06 June 2012
Reuters
Critics say Hun Sen is a ruthless leader who has intimidated his opponents into submission or frightened them out of the country.
PHNOM PENH — Cambodia’s ruling party looks to have won a landslide win in local elections, putting
authoritarian Prime Minister Hun Sen on course to remain one of the
world’s longest-serving leaders after parliamentary elections next year.
Official results from Sunday’s elections for the chiefs of areas
known as communes are not expected for several weeks but the major
parties were in agreement that Hun Sen’s Cambodian People’s Party (CPP)
had swept the polls, as it has in all national ballots in the past
decade.
The CPP claimed 72 percent of the seats in what it sees as a test of
support ahead of the 2013 election. General elections take place every
five years.
“These results show a landslide victory,” top CPP member of
parliament Cheam Yeap told Reuters. “This is a basic projection for the
parliamentary election in the middle of next year.”

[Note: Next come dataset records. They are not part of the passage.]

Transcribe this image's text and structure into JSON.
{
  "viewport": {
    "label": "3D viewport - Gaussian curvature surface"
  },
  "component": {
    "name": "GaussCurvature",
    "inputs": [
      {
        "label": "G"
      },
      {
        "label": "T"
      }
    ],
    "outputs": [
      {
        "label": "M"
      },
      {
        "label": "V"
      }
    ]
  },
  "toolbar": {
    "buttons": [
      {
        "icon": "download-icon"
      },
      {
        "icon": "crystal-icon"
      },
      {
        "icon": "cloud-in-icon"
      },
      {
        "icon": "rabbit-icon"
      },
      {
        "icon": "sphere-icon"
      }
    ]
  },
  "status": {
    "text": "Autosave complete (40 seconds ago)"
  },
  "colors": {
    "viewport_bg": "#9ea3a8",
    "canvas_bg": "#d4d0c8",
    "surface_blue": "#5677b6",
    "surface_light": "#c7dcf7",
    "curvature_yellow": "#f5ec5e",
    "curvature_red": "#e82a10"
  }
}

Hun Sen, a former Khmer Rogue soldier who defected to
eventual invaders Vietnam during the Khmer Rouge’s 1975-1979 reign of
terror, has been in power for 27 of his 59 years and has said he plans
to remain there until he dies.
A shrewd political tactician with an image as a tough-talking
strongman, Hun Sen’s supporters say he is popular among the millions of
rural poor, having overseen unprecedented growth, stability and
development since the decades of war that turned the former French
colony into a failed state.
Critics say Hun Sen is a ruthless leader who has
intimidated his opponents into submission or frightened them out of the
country.
The latest polls did throw up some signs of discontent,
with the CPP’s notable loss of seats in areas that have seen
long-running land disputes and forced evictions from land leased to
foreign companies. The government suspended new land concessions to foreign firms in May.
The main opposition Sam Rainsy Party (SRP) said early indications
from monitors showed it took just 21 percent of the seats but it said
there were irregularities in Sunday’s vote.
Its self-exiled leader, Sam Rainsy, who fled Cambodia after being sentenced to 12 years for forgery and destruction of property, among other crimes, says the 2013 vote will be a sham unless he is allowed to take part without serving jail time.